Bewell’s study charts the movement from an Enlightenment conception of a stable nature expressing a divine purpose to one ‘in which struggle, violence, and change seem to lie at the heart of things’ (p. 210). He situates William Wordsworth’s Lyrical Ballads (1798), ‘Michael’ and ‘The Ruined Cottage’ in the context of American natural history writing, especially that of William Bartram and William Cullen Bryant, arguing that Wordsworth was schooled by those authors’ readings of the life of human beings, both in the natures they left behind them and the ruins they brought into being. In particular, Bewell here chides New Historicist criticism for failing to historicise botanical knowledge itself, which is not an evasion of history into the realms of flora, but a form of historicised knowledge. A similarly powerful reading of John Clare’s writing as a poetry of exile within one’s home is deployed to discover a Clare alienated, dislocated and estranged by the process of travel. Clare notably refused Linnaean classifications, the ‘hard nicknaming system of unutterable words’ that immerses the natural world in ‘mystery till it makes its darkness visible’ (p. 275).
The book’s final two chapters grapple with the emerging master trope of nineteenth-century science, Darwinian evolution. Bewell demonstrates how Charles Darwin’s developing awareness of his theory arose from his participation in and experiencing of the colonial process; after witnessing the ecological transformation it created, he was obliged to abandon his earlier preconceptions of an unchanging and stable nature. Colonial nature would thus become the exemplar, demonstrating how nature actually functioned all along. It was the central phenomenon of the mobility of species that explained how nature worked. Bewell’s study concludes with an evolutionary reading of Mary Shelley’s Frankenstein (1816), which imagines not the creation of a human being, but the creation of a new species. In this reading Victor’s creation (in his eyes) threatens to be another ‘invasive species’ as potentially disruptive as that of the ‘black-bobs’ that infested Gilbert White’s kitchen.

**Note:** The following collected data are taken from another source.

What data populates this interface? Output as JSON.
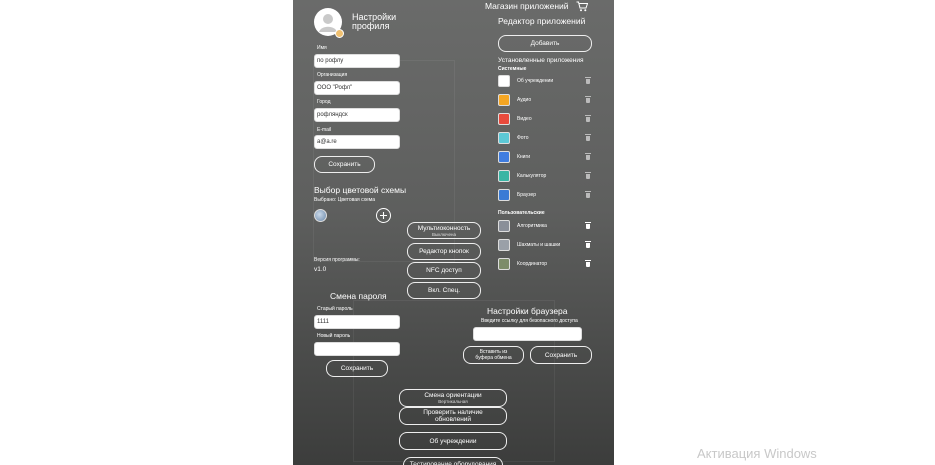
{
  "profile": {
    "title_line1": "Настройки",
    "title_line2": "профиля",
    "name_label": "Имя",
    "name_value": "по рофлу",
    "org_label": "Организация",
    "org_value": "ООО \"Рофл\"",
    "city_label": "Город",
    "city_value": "рофляндск",
    "email_label": "E-mail",
    "email_value": "a@a.re",
    "save_label": "Сохранить"
  },
  "color_scheme": {
    "title": "Выбор цветовой схемы",
    "selected": "Выбрано: Цветовая схема"
  },
  "version": {
    "label": "Версия программы:",
    "value": "v1.0"
  },
  "middle_buttons": {
    "multiwindow_label": "Мультиоконность",
    "multiwindow_sub": "Выключена",
    "button_editor": "Редактор кнопок",
    "nfc": "NFC доступ",
    "special": "Вкл. Спец."
  },
  "password": {
    "title": "Смена пароля",
    "old_label": "Старый пароль",
    "old_value": "1111",
    "new_label": "Новый пароль",
    "new_value": "",
    "save_label": "Сохранить"
  },
  "store": {
    "title": "Магазин приложений",
    "editor_title": "Редактор приложений",
    "add_label": "Добавить",
    "installed_title": "Установленные приложения",
    "system_label": "Системные",
    "user_label": "Пользовательские",
    "system_apps": [
      {
        "name": "Об учреждении",
        "icon": "info-icon",
        "color": "#ffffff"
      },
      {
        "name": "Аудио",
        "icon": "audio-icon",
        "color": "#f5a623"
      },
      {
        "name": "Видео",
        "icon": "video-icon",
        "color": "#e84a3c"
      },
      {
        "name": "Фото",
        "icon": "photo-icon",
        "color": "#5cc8d6"
      },
      {
        "name": "Книги",
        "icon": "books-icon",
        "color": "#3f7de0"
      },
      {
        "name": "Калькулятор",
        "icon": "calculator-icon",
        "color": "#39b5a4"
      },
      {
        "name": "Браузер",
        "icon": "browser-icon",
        "color": "#3a7bd5"
      }
    ],
    "user_apps": [
      {
        "name": "Алгоритмика",
        "icon": "algorithmics-icon",
        "color": "#8a8f99"
      },
      {
        "name": "Шахматы и шашки",
        "icon": "chess-icon",
        "color": "#9aa0a8"
      },
      {
        "name": "Координатор",
        "icon": "coordinator-icon",
        "color": "#7d8c6a"
      }
    ]
  },
  "browser": {
    "title": "Настройки браузера",
    "hint": "Введите ссылку для безопасного доступа",
    "url_value": "",
    "paste_label_1": "Вставить из",
    "paste_label_2": "буфера обмена",
    "save_label": "Сохранить"
  },
  "bottom_buttons": {
    "orientation_label": "Смена ориентации",
    "orientation_sub": "Вертикальная",
    "update_label_1": "Проверить наличие",
    "update_label_2": "обновлений",
    "about_label": "Об учреждении",
    "last_label": "Тестирование оборудования"
  },
  "watermark": "Активация Windows",
  "colors": {
    "panel_top": "#6a6b6a",
    "panel_bottom": "#3c3d3c"
  }
}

Bewell’s splendid book is an important re-conceptualisation of our understandings of nature in the period. It is a substantial work, manifesting an enormous range of learning and scholarship within its truly interdisciplinary purview. Like the natures it describes, it changes the very object of our knowledge itself, revealing the surprising plurality and multi-faceted presence of the natures of Romanticism in a global age.